Pose (decoder) network - forward method mismatch of convolutional operation (pconv0, table 5 on paper)

Question

Pose (decoder) network - forward method mismatch of convolutional operation (pconv0, table 5 on paper)

giannisbdk opened this issue a year ago · 2 comments

Hello, I would like to follow this issue #418 up, since it is closed and not answered in detailed .

Indeed, the output of the resnet encoder is a list containing the intermediate outputs of all the resnet's stages:

def forward(self, input_image):
        self.features = []
        x = (input_image - 0.45) / 0.225
        x = self.encoder.conv1(x)
        x = self.encoder.bn1(x)
        self.features.append(self.encoder.relu(x))
        self.features.append(self.encoder.layer1(self.encoder.maxpool(self.features[-1])))
        self.features.append(self.encoder.layer2(self.features[-1]))
        self.features.append(self.encoder.layer3(self.features[-1]))
        self.features.append(self.encoder.layer4(self.features[-1]))
        # My comment:
        # The result here is:
        # list = [tensor[N, 64, 1/2*s, 1/2*s], tensor[N, 64, 1/4*s, 1/4*s], \
        #           tensor[N, 128, 1/8*s, 1/8*s], tensor[N, 256, 1/16*s, 1/16*s] \
        #           tensor[N, 512, 1/32*s, 1/32*s]]
        # where s: original image size h, w, resp.

This list of features is, then, fed into the (pose) decoder network, where the forward method is doing the following:

def forward(self, input_features):
        last_features = [f[-1] for f in input_features]

        cat_features = [self.relu(self.convs["squeeze"](f)) for f in last_features]
        cat_features = torch.cat(cat_features, 1)

        out = cat_features
        for i in range(3):
            out = self.convs[("pose", i)](out)
            if i != 2:
                out = self.relu(out)

        out = out.mean(3).mean(2)

        out = 0.01 * out.view(-1, self.num_frames_to_predict_for, 1, 6)

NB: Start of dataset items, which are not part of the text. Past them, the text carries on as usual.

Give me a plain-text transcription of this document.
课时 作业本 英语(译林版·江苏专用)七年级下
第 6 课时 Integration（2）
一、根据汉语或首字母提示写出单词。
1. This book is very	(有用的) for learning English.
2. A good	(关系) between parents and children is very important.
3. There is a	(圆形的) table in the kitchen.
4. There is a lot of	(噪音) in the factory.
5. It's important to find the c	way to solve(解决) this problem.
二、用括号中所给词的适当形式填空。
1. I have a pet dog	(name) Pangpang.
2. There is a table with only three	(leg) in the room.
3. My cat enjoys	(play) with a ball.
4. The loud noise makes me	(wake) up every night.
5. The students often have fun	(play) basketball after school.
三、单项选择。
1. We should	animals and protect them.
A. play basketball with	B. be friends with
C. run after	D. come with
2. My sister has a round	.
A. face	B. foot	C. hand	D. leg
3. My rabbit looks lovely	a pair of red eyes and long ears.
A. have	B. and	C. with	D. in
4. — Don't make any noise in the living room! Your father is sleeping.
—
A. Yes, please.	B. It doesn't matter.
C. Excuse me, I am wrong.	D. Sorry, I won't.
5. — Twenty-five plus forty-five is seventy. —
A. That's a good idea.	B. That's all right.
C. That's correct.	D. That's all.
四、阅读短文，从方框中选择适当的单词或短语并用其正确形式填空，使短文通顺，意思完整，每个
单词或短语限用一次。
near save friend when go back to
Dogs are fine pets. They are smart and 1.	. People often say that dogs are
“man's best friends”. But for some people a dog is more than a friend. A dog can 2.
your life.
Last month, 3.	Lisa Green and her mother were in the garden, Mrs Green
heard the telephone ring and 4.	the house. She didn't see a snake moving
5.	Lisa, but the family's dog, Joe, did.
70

        axisangle = out[..., :3]
        translation = out[..., 3:]

        return axisangle, translation

However, I cannot see how the self.relu(self.convs["squeeze"](f)) can work, since this was declared in the constructor like:

self.convs[("squeeze")] = nn.Conv2d(self.num_ch_enc[-1], 256, 1)
# My comment:
# self.num_ch_enc = [64, 64, 128, 256, 512], thus, self.num_ch_enc[-1] = 512

It seems that in the PoseNetwork class constructor a convolutional operation is declared that waits an input volume with # input channels as of the resnet's last stage (which is indeed as of the paper, see Table 5), i.e. 512. However, in my point of view, there is a mismatch between the pose network introduced in the paper, and the actual implementation regarding the forward method and the first convolutional operation. (?)

Please, note that that I did not run the code, thus I cannot provide you with any other information. I have read the paper and tried to investigate the code. Also, I do not assume that my analysis is correct (I just described a point of view).

Answer 1 · 2023-06-07T16:49:36.000Z

Hi @johnbdk ,
The result of ResnetEncoder is not directly passed to PoseDecoder, PoseDecoder typically receives a list of tensor[N, 512, 1/32s, 1/32s] features.
See:
https://github.com/nianticlabs/monodepth2/blob/master/trainer.py#L262

Please try running the code and specify what options you are using.

Answer 2 · 2023-06-07T17:53:27.000Z

@daniyar-niantic Well it seems that I did not see the outer square brackets in line https://github.com/nianticlabs/monodepth2/blob/master/trainer.py#L285 when investigating the code.

Bellow, I point out the exact line and its output in case any future reader happens to have the same query.

pose_inputs = [self.models["pose_encoder"](torch.cat(pose_inputs, 1))]
# My comment:
#
# This leaves an output of the encoder's forward method (when having)
# num_pose_frames == 2, and pose_model_type == 'shared', which means
# one frame at a time for the input of the decoder) like:
#
# list_of_list = [ [ tensor[N, 64, 1/2*s, 1/2*s],
#                    tensor[N, 64, 1/4*s, 1/4*s],
#                    tensor[N, 128, 1/8*s, 1/8*s],
#                    tensor[N, 256, 1/16*s, 1/16*s],
#                    tensor[N, 512, 1/32*s, 1/32*s ] ]
# where s: original image size h, w, resp.

Thank you for the clarification!